Aos pés da caixa escutei a lição de vida e fortaleza, acatamento ao imponderável. Meus olhos marejaram. Pensei no meu genitor, ainda, vivo e forte, resoluto, e na postura sem amargura de aquela mulher pequenina e ao mesmo tempo gigantesca nos propósitos, cônscia de que a vida continuaria indiferente às baixas que a finitude instintivamente promove.

Assim, alinhavando histórias e estórias, antenadas nos acontecimentos à roda familiar e amiga; conversações e lamúrias íntimas, estranhas, solitárias, algumas aterradoras, acertos – pouquíssimos – e enganos, as maiorias irreversíveis humanas, falíveis, propriamente ditas. Quatro ou mais décadas são passadas. Poderia nessa transitoriedade ter feito diferente, melhor? Possivelmente! Quem sabe? Talvez? Escrevo à posteridade onde por ventura possa ser vista, lida e repensada por mentes mais fecundas e abertas, contemporizando-se ao futuro ou simplesmente relegada, ignorada pela sua pouca contribuição.

Afastei-me do insepulto e da família lutuosa.

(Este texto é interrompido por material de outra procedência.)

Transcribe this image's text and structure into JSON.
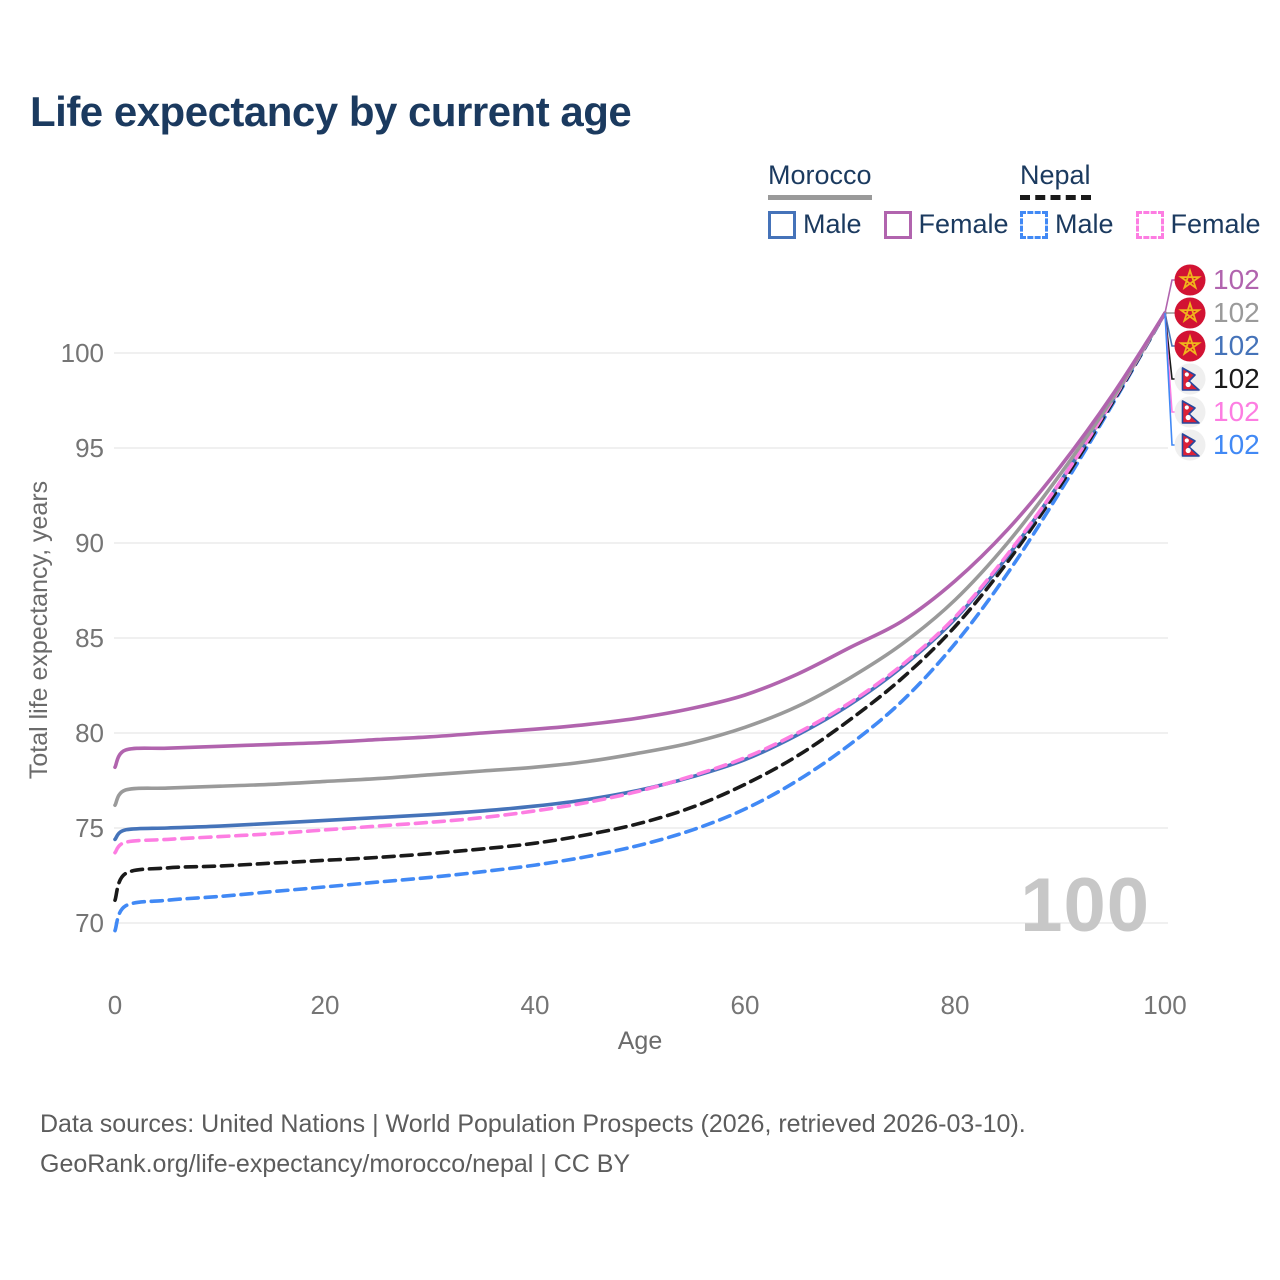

Despedi-me dos meus amiguinhos com um aceno de mão, pois, da garganta nada saía, voz embargada pela emoção cúmplice. Complementei, movimentando a cabeça e saí com a impressão que o ato não terminara. Ganhei a calçada pavimentada. Caminhei rente aos muros divisórios das casas silenciadas de ruídos em respeito, com suas portas e janelas fechadas ou encostadas, semigretas. Pensei: Poderia ter sido comigo! Estaria preparado? Teriam os meus a capacidade dedutiva aparente ou igual à mãe do Maurity? Teria alguém escapado por mais tempo desse infortúnio?

Caminhei para baixo dos arvoredos frondosos afastados dos meios-fios em pedras graníticas; desci da calçada, em alguns trechos ladrilhados com motivos geométricos e linhas gregas. A temperatura acima dos quarenta graus era por demais causticante, então, recolhíamos às suas sombras, ao tronco rugoso, galhos estriados e suas folhas miúdas, pequeninas, iguais, vagens longas, marrons e ao caírem espalhavam suas sementes ressequidas e prontas ao replante natural.

Apressei os passos, alongando-os propositadamente como a fugir das visões desalentadoras, destrutivas, cenas chocantes do desencarne e da renúncia forçada. Creio que o humano jamais se acostumará com essa decrépita figura, senhora do Destino que a todo o momento reclama e busca companhia. Concluo ainda, somos inconscientemente uma incógnita que somente o tempo, esse pontual senhor de todos nós, certamente pode um dia revelar.